L'analyse d'Yves Barois, citoyen retraité néanmoins attentif.
J’ai tenu à vous en informer pour deux raisons :
• la première est un discours remarquable de M. Bernard Accoyer qui donne une excellente analyse, non seulement de la proposition de loi, mais également des doctrines et pratiques politiques des écologistes français et des relations surprenantes de deux partis politiques avec ces « mamanjaipeurs ».
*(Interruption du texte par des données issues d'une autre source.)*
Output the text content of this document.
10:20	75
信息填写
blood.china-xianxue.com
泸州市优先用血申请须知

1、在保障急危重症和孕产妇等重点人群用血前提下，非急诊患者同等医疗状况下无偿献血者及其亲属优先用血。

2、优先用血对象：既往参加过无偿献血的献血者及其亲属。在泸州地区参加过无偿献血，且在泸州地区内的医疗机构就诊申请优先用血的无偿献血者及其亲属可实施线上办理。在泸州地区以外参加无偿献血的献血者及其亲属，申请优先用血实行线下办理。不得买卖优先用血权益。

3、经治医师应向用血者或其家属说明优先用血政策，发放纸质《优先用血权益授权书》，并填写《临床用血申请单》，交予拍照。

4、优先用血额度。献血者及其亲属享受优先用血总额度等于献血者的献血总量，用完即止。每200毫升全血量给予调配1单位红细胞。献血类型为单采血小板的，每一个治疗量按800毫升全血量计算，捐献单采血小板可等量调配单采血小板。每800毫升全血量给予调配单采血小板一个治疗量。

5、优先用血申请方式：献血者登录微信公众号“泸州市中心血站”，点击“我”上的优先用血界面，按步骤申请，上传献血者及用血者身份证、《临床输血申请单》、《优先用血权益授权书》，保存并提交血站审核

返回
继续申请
• la seconde est l’étonnant amendement proposé par Mme Brigitte Allain (député écologiste de la Dordogne) : une correction toute simple — remplacer « MON810 » dans le texte de loi par « les plantes génétiquement modifiées ». Cette proposition est le signe d’un esprit simpliste (c’est un euphémisme), et montre plus généralement que les Verts ont une doctrine comme certaines sectes, avec des articles de foi qui ne font pas dans la nuance, ici interdire toutes les plantes génétiquement modifiées, là arrêter l’électronucléaire, ailleurs supprimer les cultures à bon rendement, et bien d’autres lubies. Mes voisins agriculteurs (maïs, colza, tournesol…) me disent souvent que s’ils pouvaient semer un maïs résistant à certains prédateurs cela leur permettrait des économies substantielles en produits phytosanitaires. Un face-à-face avec Mme B. Allain, agricultrice également, serait plein d’intérêt !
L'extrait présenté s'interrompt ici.